What is the worst/best cockblock you have ever given, gotten, or witnessed?

Late to the party! NOOOO! I have a great one, at least I love it. It involves a love triangle, a nearly blind (and entirely shameless) buffoon, and physical circumstances that are only available when camping.

Basically, a group of my closest friends (mixed group of about 10 guys and 10 ladies) from years past make a yearly trip to the Gorge Amphitheater for a three day music festival. While there you are either camping, or staying in a hotel that is miles away from the venue. We always camp, because it is inappropriate to run around a hotel blackout drunk at 6:30 in the morning. Well two of these friends have some complicated history together, and while they are still pretty close and at least friendly, it is clear that Aaron and Darcie still had some unresolved ...stuff... beneath the surface. Well last year, another of my friends (the nearly blind and shameless buffoon) named Gabe decided to bring an old college buddy of his who he now works with named Chris. Chris and Darcie really hit it off right away, and it simply got to the point where Aaron and everybody else there knew that something was going to happen.

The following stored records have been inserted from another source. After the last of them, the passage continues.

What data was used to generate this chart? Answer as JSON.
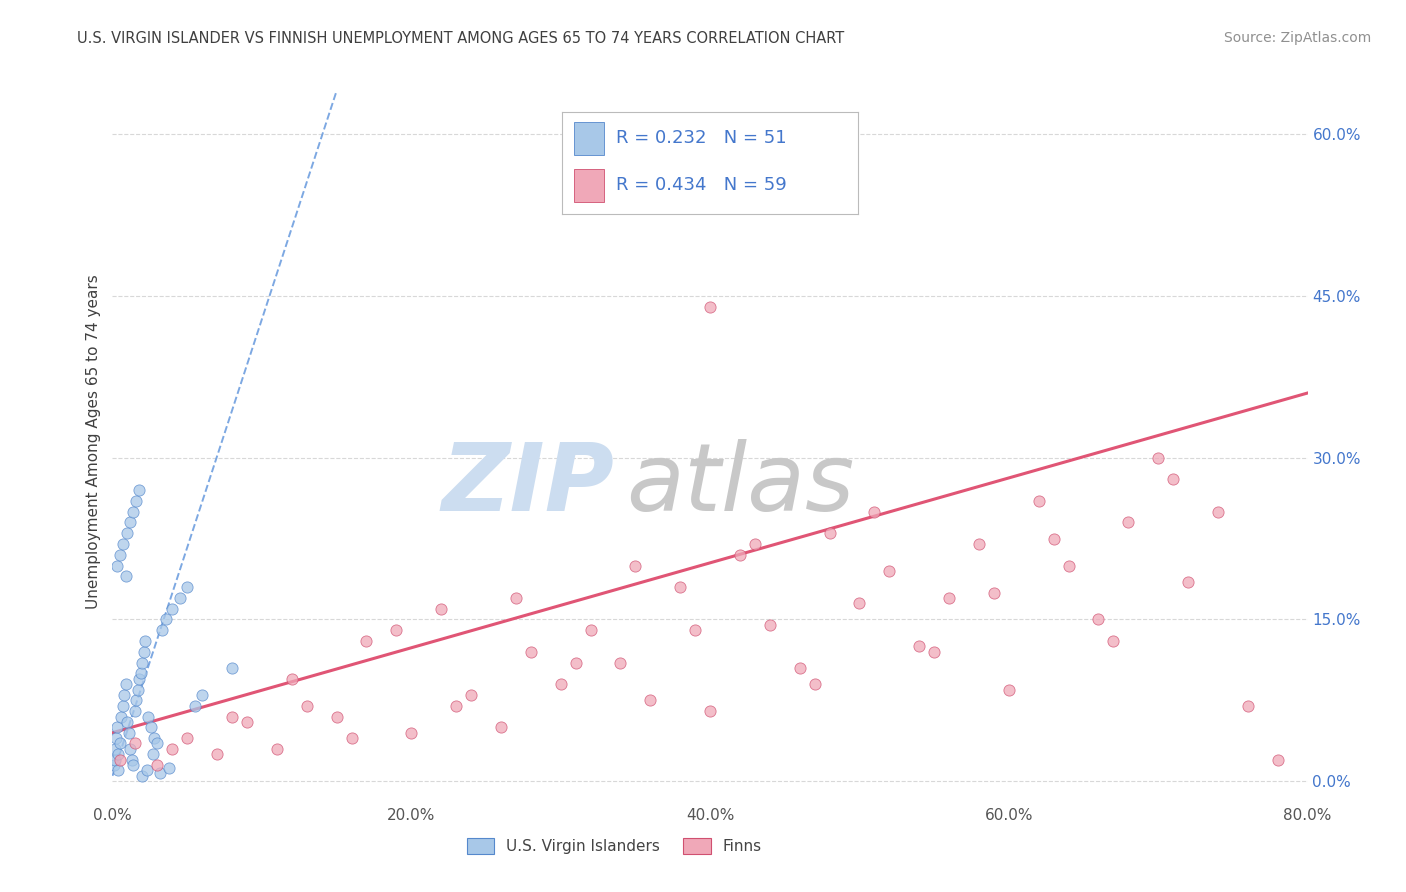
{
  "title": "U.S. VIRGIN ISLANDER VS FINNISH UNEMPLOYMENT AMONG AGES 65 TO 74 YEARS CORRELATION CHART",
  "source": "Source: ZipAtlas.com",
  "ylabel": "Unemployment Among Ages 65 to 74 years",
  "x_tick_labels": [
    "0.0%",
    "20.0%",
    "40.0%",
    "60.0%",
    "80.0%"
  ],
  "x_tick_values": [
    0.0,
    20.0,
    40.0,
    60.0,
    80.0
  ],
  "y_tick_labels": [
    "0.0%",
    "15.0%",
    "30.0%",
    "45.0%",
    "60.0%"
  ],
  "y_tick_values": [
    0.0,
    15.0,
    30.0,
    45.0,
    60.0
  ],
  "xlim": [
    0.0,
    80.0
  ],
  "ylim": [
    -2.0,
    65.0
  ],
  "blue_R": 0.232,
  "blue_N": 51,
  "pink_R": 0.434,
  "pink_N": 59,
  "blue_color": "#a8c8e8",
  "pink_color": "#f0a8b8",
  "blue_edge_color": "#5588cc",
  "pink_edge_color": "#d05070",
  "blue_line_color": "#6699dd",
  "pink_line_color": "#e05575",
  "title_color": "#404040",
  "source_color": "#909090",
  "legend_text_color": "#4477cc",
  "watermark_zip_color": "#ccddf0",
  "watermark_atlas_color": "#c8c8c8",
  "grid_color": "#d8d8d8",
  "blue_trend_x0": 0.0,
  "blue_trend_y0": 0.5,
  "blue_trend_x1": 15.0,
  "blue_trend_y1": 64.0,
  "pink_trend_x0": 0.0,
  "pink_trend_y0": 4.5,
  "pink_trend_x1": 80.0,
  "pink_trend_y1": 36.0,
  "blue_scatter_x": [
    0.1,
    0.15,
    0.2,
    0.25,
    0.3,
    0.35,
    0.4,
    0.5,
    0.6,
    0.7,
    0.8,
    0.9,
    1.0,
    1.1,
    1.2,
    1.3,
    1.4,
    1.5,
    1.6,
    1.7,
    1.8,
    1.9,
    2.0,
    2.1,
    2.2,
    2.4,
    2.6,
    2.8,
    3.0,
    3.3,
    3.6,
    4.0,
    4.5,
    5.0,
    5.5,
    6.0,
    0.3,
    0.5,
    0.7,
    0.9,
    1.0,
    1.2,
    1.4,
    1.6,
    1.8,
    2.0,
    2.3,
    2.7,
    3.2,
    3.8,
    8.0
  ],
  "blue_scatter_y": [
    1.5,
    2.0,
    3.0,
    4.0,
    5.0,
    1.0,
    2.5,
    3.5,
    6.0,
    7.0,
    8.0,
    9.0,
    5.5,
    4.5,
    3.0,
    2.0,
    1.5,
    6.5,
    7.5,
    8.5,
    9.5,
    10.0,
    11.0,
    12.0,
    13.0,
    6.0,
    5.0,
    4.0,
    3.5,
    14.0,
    15.0,
    16.0,
    17.0,
    18.0,
    7.0,
    8.0,
    20.0,
    21.0,
    22.0,
    19.0,
    23.0,
    24.0,
    25.0,
    26.0,
    27.0,
    0.5,
    1.0,
    2.5,
    0.8,
    1.2,
    10.5
  ],
  "pink_scatter_x": [
    0.5,
    1.5,
    3.0,
    5.0,
    7.0,
    9.0,
    11.0,
    13.0,
    15.0,
    17.0,
    20.0,
    22.0,
    24.0,
    26.0,
    28.0,
    30.0,
    32.0,
    34.0,
    36.0,
    38.0,
    40.0,
    42.0,
    44.0,
    46.0,
    48.0,
    50.0,
    52.0,
    54.0,
    56.0,
    58.0,
    60.0,
    62.0,
    64.0,
    66.0,
    68.0,
    70.0,
    72.0,
    74.0,
    4.0,
    8.0,
    12.0,
    16.0,
    19.0,
    23.0,
    27.0,
    31.0,
    35.0,
    39.0,
    43.0,
    47.0,
    51.0,
    55.0,
    59.0,
    63.0,
    67.0,
    71.0,
    76.0,
    40.0,
    78.0
  ],
  "pink_scatter_y": [
    2.0,
    3.5,
    1.5,
    4.0,
    2.5,
    5.5,
    3.0,
    7.0,
    6.0,
    13.0,
    4.5,
    16.0,
    8.0,
    5.0,
    12.0,
    9.0,
    14.0,
    11.0,
    7.5,
    18.0,
    6.5,
    21.0,
    14.5,
    10.5,
    23.0,
    16.5,
    19.5,
    12.5,
    17.0,
    22.0,
    8.5,
    26.0,
    20.0,
    15.0,
    24.0,
    30.0,
    18.5,
    25.0,
    3.0,
    6.0,
    9.5,
    4.0,
    14.0,
    7.0,
    17.0,
    11.0,
    20.0,
    14.0,
    22.0,
    9.0,
    25.0,
    12.0,
    17.5,
    22.5,
    13.0,
    28.0,
    7.0,
    44.0,
    2.0
  ]
}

Night two rolls around, and the time has come. Darcie basically takes Chris by the hand and (far less subtly than she would have liked I am sure) led him back to his tent for some alone time. Some of us are having a laugh, but Aaron is clearly upset. That kind of ruined the humor of it for a moment... for a moment. That is all the time it took for the combination of Aaron, Gabe (the buffoon), and Jack Daniels to come up with a plan. Please remember that everyone has been drinking for about 48 hours straight with very little sleep. Inhibitions are no longer a thing.

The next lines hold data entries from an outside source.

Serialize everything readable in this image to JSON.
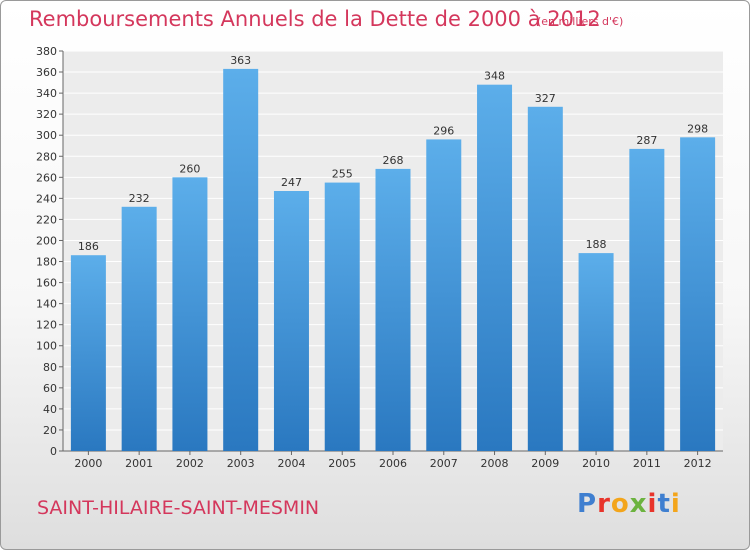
{
  "chart_data": {
    "type": "bar",
    "title": "Remboursements Annuels de la Dette de 2000 à 2012",
    "subtitle": "(en milliers d'€)",
    "categories": [
      "2000",
      "2001",
      "2002",
      "2003",
      "2004",
      "2005",
      "2006",
      "2007",
      "2008",
      "2009",
      "2010",
      "2011",
      "2012"
    ],
    "values": [
      186,
      232,
      260,
      363,
      247,
      255,
      268,
      296,
      348,
      327,
      188,
      287,
      298
    ],
    "ylim": [
      0,
      380
    ],
    "ytick_step": 20,
    "grid": true,
    "bar_color": "#3d8fd6"
  },
  "footer": {
    "location": "SAINT-HILAIRE-SAINT-MESMIN",
    "logo": [
      "P",
      "r",
      "o",
      "x",
      "i",
      "t",
      "i"
    ],
    "logo_colors": [
      "#3f7fd0",
      "#e8342b",
      "#f3a51b",
      "#6cb33f",
      "#e8342b",
      "#3f7fd0",
      "#f3a51b"
    ]
  }
}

Gabe at this moment realizes that he is sharing a tent with Chris, and is VERY upset that he can hear what is clearly Chris and Darcie starting to have sex on literally everything he brought with him for this trip. Aaron decided he was not going to miss this chance to end his own suffering. "GET IN THERE!" he yells, louder than any noise I have heard come from a human being before. So loud in fact that everything else stopped. There were no more side conversations, no pouring of drinks, it was all still. "GET IN THERE! What are you waiting for, do it. GET IN THERE!" Then the rest of the campsite picks it up. We hear neighbors chanting "Get in there" like they expected a hand-off to Marshawn Lynch from the one yard line. We seriously must have had over a thousand fellow campers pick up the chant within 10-15 seconds.

Now, a normal person would have simply not gone in there. A normal person would have laughed at the idea and been maybe a little upset at the new stain on their northface jacket. Gabe though, is a buffoon. The best description I can think of for what he looked like is to ask you to imagine a dog that is confused and a little scared that a large group of people are yelling at it to go outside. Eventually the dog will go where you want just to avoid being yelled at any more. Gabe unzipped the door to the tent in one motion and dove into the 3-man tent where his friends were already quite started, face first into the place where Darcies asshole and Chris's balls met. Darcie screamed wrapped herself in a sleeping back and ran to her tent, and Chris just curled up in the fetal position holding his balls for the next 30 minutes. To this day, whenever anyone wants Gabe to do something we just all yell "GET IN THERE!"

TL:DR - My friend Gabe literally stuck his nose into other peoples business.